É tudo verdade
Minto.Minto muito.Não por falha de caráter nem
desvio genético, mas pela minha condição que dizem ser a humana.Todos
mentimos desvairadamente ao longo de nossas vidas, seja por interesses
próprios ou mesmo coletivos.Sim, a mentira não é um mal em si e tem lá
seus valores , até mesmo altruísticos, eu diria. Mente-se por motivos
nobres, desde pequenas mentiras, como quando dizemos a um amigo feio e
limitado que ele tem lá suas virtudes de sedução, até por motivos
grandiosos, como quando damos um sorriso complacente de otimismo a um
doente terminal.
Os exemplos abundam e seria desnecessário desfiar o
rosário de pequenas e grandes mentiras necessárias. Mas a mentira também
é um fator de sustentação social.Sem hipocrisia, claro, não haveria
civilização, já dizia não sei quem com muita propriedade.Imagine se
todos nós nos falássemos a verdade sobre o que pensamos uns dos outros o
tempo todo?Não sobraria um ser vivo na terra.Quem já não quis esganar
um parente, um grande amigo ou uma namorada por certas diferenças? Mas
não esganamos; sempre é de bom tom darmos um sorriso complacente e
perdoarmos aquilo que não compensa a perda de uma amizade ou de um amor.

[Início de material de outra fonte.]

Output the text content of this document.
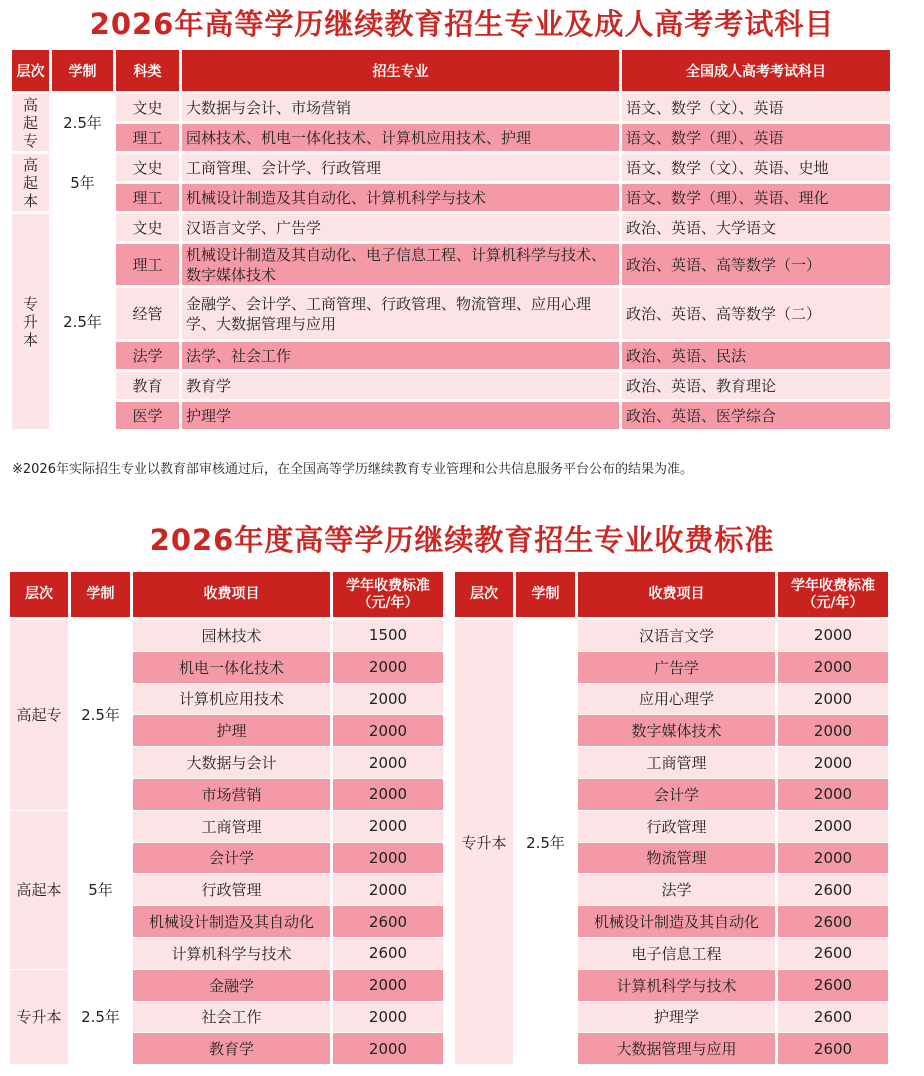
2026年高等学历继续教育招生专业及成人高考考试科目
层次	学制	科类	招生专业	全国成人高考考试科目

高起专	2.5年	文史	大数据与会计、市场营销	语文、数学（文）、英语
		理工	园林技术、机电一体化技术、计算机应用技术、护理	语文、数学（理）、英语

高起本	5年	文史	工商管理、会计学、行政管理	语文、数学（文）、英语、史地
		理工	机械设计制造及其自动化、计算机科学与技术	语文、数学（理）、英语、理化

专升本	2.5年	文史	汉语言文学、广告学	政治、英语、大学语文
		理工	机械设计制造及其自动化、电子信息工程、计算机科学与技术、数字媒体技术	政治、英语、高等数学（一）
		经管	金融学、会计学、工商管理、行政管理、物流管理、应用心理学、大数据管理与应用	政治、英语、高等数学（二）
		法学	法学、社会工作	政治、英语、民法
		教育	教育学	政治、英语、教育理论
		医学	护理学	政治、英语、医学综合
※2026年实际招生专业以教育部审核通过后，在全国高等学历继续教育专业管理和公共信息服务平台公布的结果为准。
2026年度高等学历继续教育招生专业收费标准
层次	学制	收费项目	学年收费标准（元/年）
高起专	2.5年	园林技术	1500
		机电一体化技术	2000
		计算机应用技术	2000
		护理	2000
		大数据与会计	2000
		市场营销	2000
高起本	5年	工商管理	2000
		会计学	2000
		行政管理	2000
		机械设计制造及其自动化	2600
		计算机科学与技术	2600
专升本	2.5年	金融学	2000
		社会工作	2000
		教育学	2000
层次	学制	收费项目	学年收费标准（元/年）
专升本	2.5年	汉语言文学	2000
		广告学	2000
		应用心理学	2000
		数字媒体技术	2000
		工商管理	2000
		会计学	2000
		行政管理	2000
		物流管理	2000
		法学	2600
		机械设计制造及其自动化	2600
		电子信息工程	2600
		计算机科学与技术	2600
		护理学	2600
		大数据管理与应用	2600
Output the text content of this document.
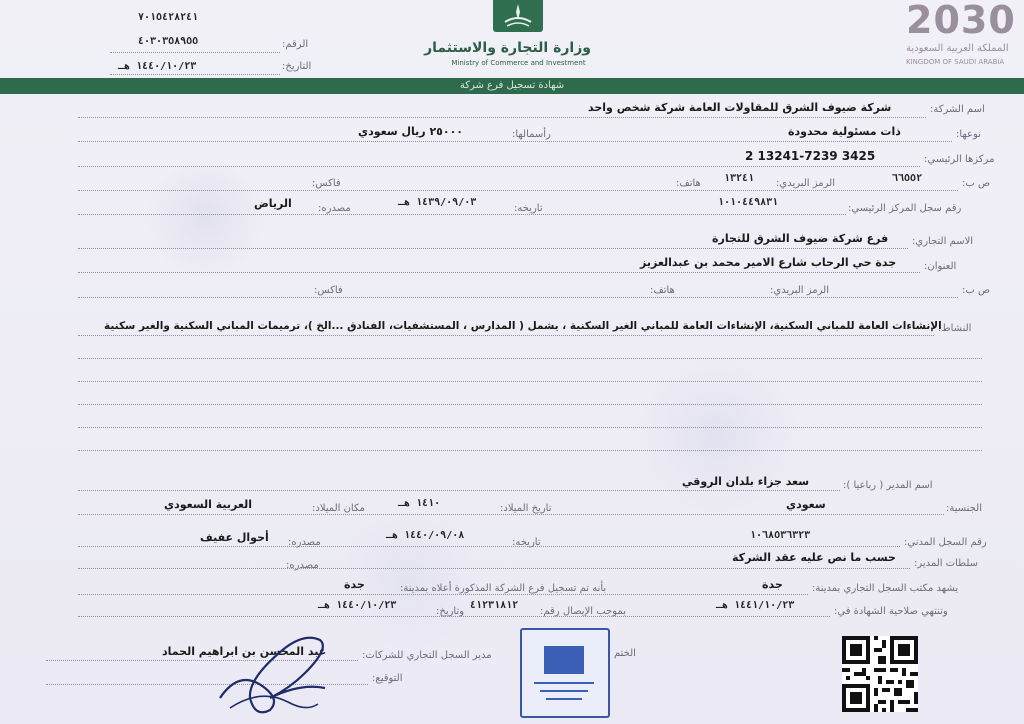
٧٠١٥٤٢٨٢٤١
٤٠٣٠٣٥٨٩٥٥
١٤٤٠/١٠/٢٣ هـ
الرقم:
التاريخ:
وزارة التجارة والاستثمار
Ministry of Commerce and Investment
2030
المملكة العربية السعودية
KINGDOM OF SAUDI ARABIA
شهادة تسجيل فرع شركة
اسم الشركة:
شركة ضيوف الشرق للمقاولات العامة شركة شخص واحد
نوعها:
ذات مسئولية محدودة
رأسمالها:
٢٥٠٠٠ ريال سعودي
مركزها الرئيسي:
2 13241-7239 3425
ص ب:
٦٦٥٥٢
الرمز البريدي:
١٣٢٤١
هاتف:
فاكس:
رقم سجل المركز الرئيسي:
١٠١٠٤٤٩٨٣١
تاريخه:
١٤٣٩/٠٩/٠٣ هـ
مصدره:
الرياض
الاسم التجاري:
فرع شركة ضيوف الشرق للتجارة
العنوان:
جدة حي الرحاب شارع الامير محمد بن عبدالعزيز
ص ب:
الرمز البريدي:
هاتف:
فاكس:
النشاط:
الإنشاءات العامة للمباني السكنية، الإنشاءات العامة للمباني الغير السكنية ، يشمل ( المدارس ، المستشفيات، الفنادق ...الخ )، ترميمات المباني السكنية والغير سكنية
اسم المدير ( رباعيا ):
سعد جزاء بلدان الروقي
الجنسية:
سعودي
تاريخ الميلاد:
١٤١٠ هـ
مكان الميلاد:
العربية السعودي
رقم السجل المدني:
١٠٦٨٥٣٦٣٢٣
تاريخه:
١٤٤٠/٠٩/٠٨ هـ
مصدره:
أحوال عفيف
سلطات المدير:
حسب ما نص عليه عقد الشركة
مصدره:
يشهد مكتب السجل التجاري بمدينة:
جدة
بأنه تم تسجيل فرع الشركة المذكورة أعلاه بمدينة:
جدة
وتنتهي صلاحية الشهادة في:
١٤٤١/١٠/٢٣ هـ
بموجب الإيصال رقم:
٤١٢٣١٨١٢
وتاريخ:
١٤٤٠/١٠/٢٣ هـ
الختم
مدير السجل التجاري للشركات:
عبد المحسن بن ابراهيم الحماد
التوقيع:
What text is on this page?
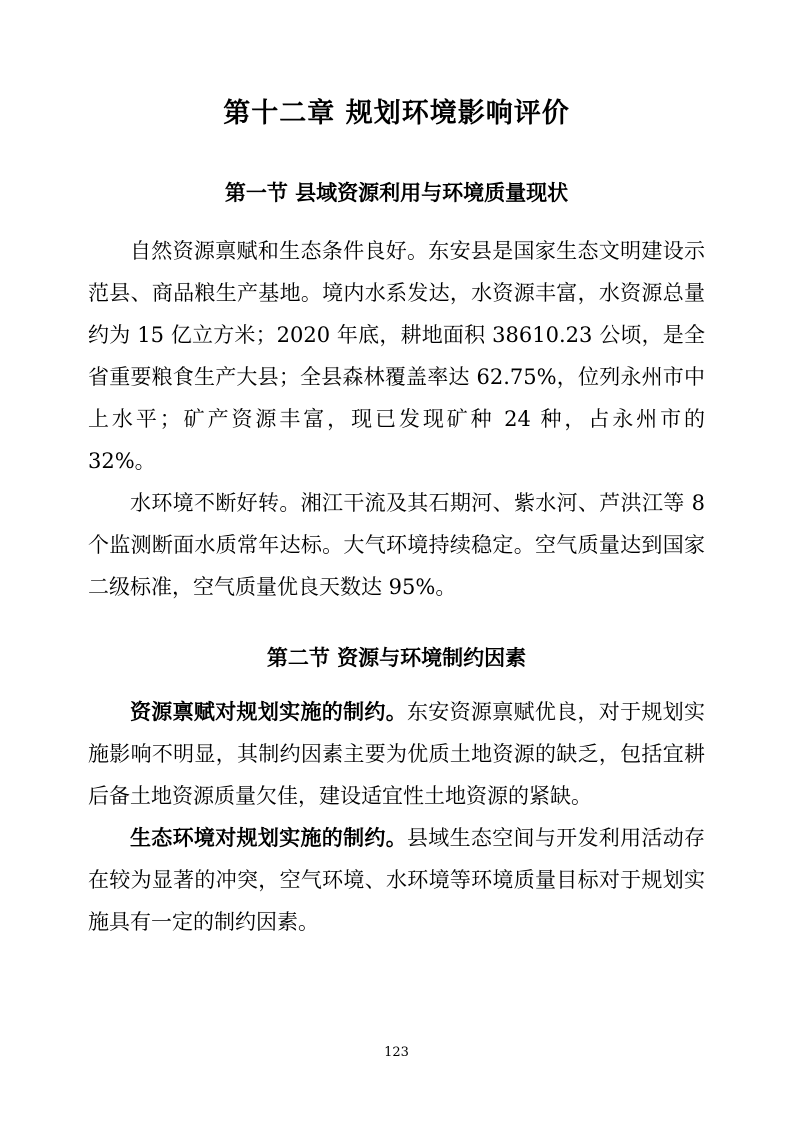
第十二章 规划环境影响评价
第一节 县域资源利用与环境质量现状

自然资源禀赋和生态条件良好。东安县是国家生态文明建设示范县、商品粮生产基地。境内水系发达，水资源丰富，水资源总量约为 15 亿立方米；2020 年底，耕地面积 38610.23 公顷，是全省重要粮食生产大县；全县森林覆盖率达 62.75%，位列永州市中上水平；矿产资源丰富，现已发现矿种 24 种，占永州市的 32%。

水环境不断好转。湘江干流及其石期河、紫水河、芦洪江等 8 个监测断面水质常年达标。大气环境持续稳定。空气质量达到国家二级标准，空气质量优良天数达 95%。

第二节 资源与环境制约因素

资源禀赋对规划实施的制约。东安资源禀赋优良，对于规划实施影响不明显，其制约因素主要为优质土地资源的缺乏，包括宜耕后备土地资源质量欠佳，建设适宜性土地资源的紧缺。

生态环境对规划实施的制约。县域生态空间与开发利用活动存在较为显著的冲突，空气环境、水环境等环境质量目标对于规划实施具有一定的制约因素。

123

A sinceridade desbragada é um mal tão grande quanto a
mentira deslavada.Até por que a sinceridade é uma meta utópica.Ninguém
se conhece suficientemente bem para poder dar uma opinião precisa de si
mesmo, não?Então como podemos ser verdadeiros a respeito do que nos é
alheio?Posto que ninguém conhece a verdade sobre si, o conceito de
sinceridade torna-se primitivo.A plena sinceridade nada mais é que a
exteriorização de nossos instintos primitivos sobre nossas
impressões daquilo que intuímos.E em nome desta suposta
virtude, ‘’a sinceridade’’, chegamos a magoar pessoas e destruir egos.A
sinceridade , se não dosada e devidamente amestrada, nada mais é que uma
grosseria retumbante, originária de nossa vaidade em cuspir nossas
pequenas verdades pessoais a quem quer que seja. Sinceridade em excesso é
exibicionismo patológico.
Aprendi a duras penas que o único tipo de sinceridade
absolutamente possível só se dá no amor, no ato de amar.Quando amamos
alguém, somos forçados a sermos sinceros, a evidenciarmos nosso
sentimento.O amor é uma verdade primitiva que prescinde de explicações
lógicas, que fala por si; é a única verdade possível que , por
conseguinte, nos fornece o único meio real de sermos absoluta e
visceralmente sinceros sem exaltarmos nosso ego, sem prejuízo de
causa para a verdade, porque o amor é a única verdade que
existe(sinceridade e a verdade-em si- não são a mesma coisa).Justamente
porque amar é a única forma de se desprender do próprio ego, é a única
vez em que nos preocupamos mais com algo externo(o ‘’objeto’’ amado)que
conosco. E digo mais: este tipo de sinceridade, a do amor, em geral não
nos trás nenhuma recompensa.Ao contrário: nos expõe a fragilidade,
nos coloca nús, à deriva, à mercê da própria sensação de impotência, à
mercê da pessoa amada;é um tipo de sinceridade incondicional, que se
impõe a todos os que amam, por isto a única sinceridade
verdadeira.Acreditem-me, falo por experiência própria.Só se é sincero de
fato quando se ama.Estou sendo absolutamente sincero.